Anamorphosis中文稱為變形圖像，是一門自文藝復興早期開始出現的影像藝術。其表現技法上可分為兩種：第一類是利用反射鏡像(mirror)來表現；第二類是從視覺上的不同觀點(perspective)著手。具體來說，Anamorphosis是一種將圖像經過特殊的變形、扭曲後，使其原本表現之圖像會被扭曲投影至三維空間中之另一平面，觀看者需經由某種特定光學反射裝置(第一類)或是處於特定之觀看位置(第二類)，才能在視覺上重建回原本的圖像。
本篇論文主要是針對上述第一類的方法，建立一個系統提供使用者去創造出屬於自己的現代風格鏡射變形圖像。將想要呈現在圓柱反射鏡之圖像經過扭曲變形得到背景圖，然後自使用者限定之資料庫中全自動地將具有主題關聯性的物體填滿背景圖。根據物體的灰階值進行區塊化，透過物體本身區塊的相互關係，以及物體與背景的相互關係進行灰階值最佳化。最後透過光跡追蹤法即可在視覺上還原出原本設定之圖像，同時也保持了背景圖上物體的可辨識度。

Anamorphosis is a distorted projection requiring the viewer to use special devices or occupy a specific vantage point to reconstitute the image. The word “Anamorphosis” is derived from Greek meaning “formed again”. There are two main types of Anamorphosis: Perspective and Mirror. With mirror Anamorphosis, a cylindrical mirror is placed on the drawing or painting to transform a flat distorted image into a three dimensional picture that can be viewed from many angles. The deformed image is painted on a plane surface surrounding the mirror. By looking uniquely into the mirror, the image appears undeformed. This process of Anamorphosis made it possible to diffuse caricatures scenes.
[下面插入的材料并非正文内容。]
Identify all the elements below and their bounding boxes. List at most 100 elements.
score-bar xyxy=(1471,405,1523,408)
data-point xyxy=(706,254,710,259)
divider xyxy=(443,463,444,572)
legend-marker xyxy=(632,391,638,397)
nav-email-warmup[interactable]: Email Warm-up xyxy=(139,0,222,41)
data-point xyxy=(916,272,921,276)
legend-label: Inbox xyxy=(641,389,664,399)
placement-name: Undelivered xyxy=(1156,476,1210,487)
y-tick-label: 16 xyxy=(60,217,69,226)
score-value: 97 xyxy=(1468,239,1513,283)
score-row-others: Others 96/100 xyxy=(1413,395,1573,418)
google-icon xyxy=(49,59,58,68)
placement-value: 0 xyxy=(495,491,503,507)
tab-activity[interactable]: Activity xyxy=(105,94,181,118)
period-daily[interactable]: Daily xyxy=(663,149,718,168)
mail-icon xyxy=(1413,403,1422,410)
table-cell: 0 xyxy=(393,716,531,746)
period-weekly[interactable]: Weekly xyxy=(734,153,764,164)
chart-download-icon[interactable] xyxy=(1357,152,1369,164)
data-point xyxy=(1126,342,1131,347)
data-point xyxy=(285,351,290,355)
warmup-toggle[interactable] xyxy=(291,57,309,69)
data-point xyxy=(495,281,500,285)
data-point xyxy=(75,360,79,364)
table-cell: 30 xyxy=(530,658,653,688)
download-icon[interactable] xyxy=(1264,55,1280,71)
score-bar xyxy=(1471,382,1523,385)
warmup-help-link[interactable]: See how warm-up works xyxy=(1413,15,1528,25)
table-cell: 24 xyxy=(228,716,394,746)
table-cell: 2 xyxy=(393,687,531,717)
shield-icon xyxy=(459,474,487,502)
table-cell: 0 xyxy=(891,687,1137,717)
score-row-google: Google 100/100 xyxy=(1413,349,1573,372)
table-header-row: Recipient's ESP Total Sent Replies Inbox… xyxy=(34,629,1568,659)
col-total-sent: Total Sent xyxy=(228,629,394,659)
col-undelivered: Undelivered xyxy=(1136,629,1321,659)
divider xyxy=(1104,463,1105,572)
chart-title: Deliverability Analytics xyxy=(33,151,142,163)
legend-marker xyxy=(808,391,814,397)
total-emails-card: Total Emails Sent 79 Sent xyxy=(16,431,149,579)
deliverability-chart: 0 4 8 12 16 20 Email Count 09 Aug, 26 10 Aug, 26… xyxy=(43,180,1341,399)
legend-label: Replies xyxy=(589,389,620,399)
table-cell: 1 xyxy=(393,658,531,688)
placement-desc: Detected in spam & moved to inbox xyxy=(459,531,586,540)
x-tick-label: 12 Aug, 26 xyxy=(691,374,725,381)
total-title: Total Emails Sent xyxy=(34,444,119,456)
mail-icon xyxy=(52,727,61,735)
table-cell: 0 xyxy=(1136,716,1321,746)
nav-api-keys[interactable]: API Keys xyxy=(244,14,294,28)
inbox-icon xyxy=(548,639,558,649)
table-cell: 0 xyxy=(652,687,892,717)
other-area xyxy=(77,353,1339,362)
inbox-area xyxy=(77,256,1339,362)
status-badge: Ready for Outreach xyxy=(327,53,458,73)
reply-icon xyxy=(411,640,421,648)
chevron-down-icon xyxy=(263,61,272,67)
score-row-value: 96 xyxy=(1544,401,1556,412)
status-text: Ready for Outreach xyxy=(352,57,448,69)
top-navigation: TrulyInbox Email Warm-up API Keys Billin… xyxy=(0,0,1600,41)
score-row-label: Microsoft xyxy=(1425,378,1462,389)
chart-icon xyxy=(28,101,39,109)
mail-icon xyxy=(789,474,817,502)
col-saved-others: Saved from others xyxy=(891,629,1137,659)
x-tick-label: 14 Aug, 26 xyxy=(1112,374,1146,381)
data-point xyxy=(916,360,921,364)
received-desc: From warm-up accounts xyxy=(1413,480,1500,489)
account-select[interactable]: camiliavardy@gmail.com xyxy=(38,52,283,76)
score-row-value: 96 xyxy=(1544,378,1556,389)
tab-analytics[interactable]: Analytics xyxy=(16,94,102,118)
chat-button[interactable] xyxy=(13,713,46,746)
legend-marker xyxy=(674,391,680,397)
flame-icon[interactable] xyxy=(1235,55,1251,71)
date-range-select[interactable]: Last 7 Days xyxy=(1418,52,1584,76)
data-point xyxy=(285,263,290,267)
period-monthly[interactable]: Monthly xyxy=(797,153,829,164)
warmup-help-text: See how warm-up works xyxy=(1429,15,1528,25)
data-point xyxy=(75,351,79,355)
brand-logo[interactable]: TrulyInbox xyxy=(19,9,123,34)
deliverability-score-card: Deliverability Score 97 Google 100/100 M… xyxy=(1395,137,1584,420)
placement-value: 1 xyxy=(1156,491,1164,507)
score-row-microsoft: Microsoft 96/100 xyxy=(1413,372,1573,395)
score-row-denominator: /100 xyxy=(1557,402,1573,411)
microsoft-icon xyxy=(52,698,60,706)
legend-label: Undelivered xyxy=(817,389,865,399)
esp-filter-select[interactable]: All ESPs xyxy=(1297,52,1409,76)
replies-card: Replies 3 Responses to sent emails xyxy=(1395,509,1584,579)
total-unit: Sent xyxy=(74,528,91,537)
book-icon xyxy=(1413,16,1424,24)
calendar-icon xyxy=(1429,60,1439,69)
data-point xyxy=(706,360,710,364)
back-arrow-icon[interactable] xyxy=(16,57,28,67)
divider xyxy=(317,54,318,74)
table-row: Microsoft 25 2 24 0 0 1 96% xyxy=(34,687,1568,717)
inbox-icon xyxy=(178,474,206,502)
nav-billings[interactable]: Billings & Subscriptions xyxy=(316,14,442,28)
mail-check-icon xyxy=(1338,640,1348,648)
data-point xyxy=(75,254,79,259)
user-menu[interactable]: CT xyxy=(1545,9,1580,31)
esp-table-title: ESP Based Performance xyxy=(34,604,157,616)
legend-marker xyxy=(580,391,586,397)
In this paper, we construct a system that creates the mirror Anamorphosis which can’t be done with simple alpha blending. We use distorted projection to get the anamorphic input image on the background. Then, system will search figures from the user-defined database to fill up whole background automatically. According to quantization of background and figure, we manage to recolor the quantized color of figure through luminance optimization which is based on relationship between background and figure. Finally, we could see undeformed input image using the ray tracing. We believe the proposed system can provide a user-friendly tool to create mirror Anamorphosis.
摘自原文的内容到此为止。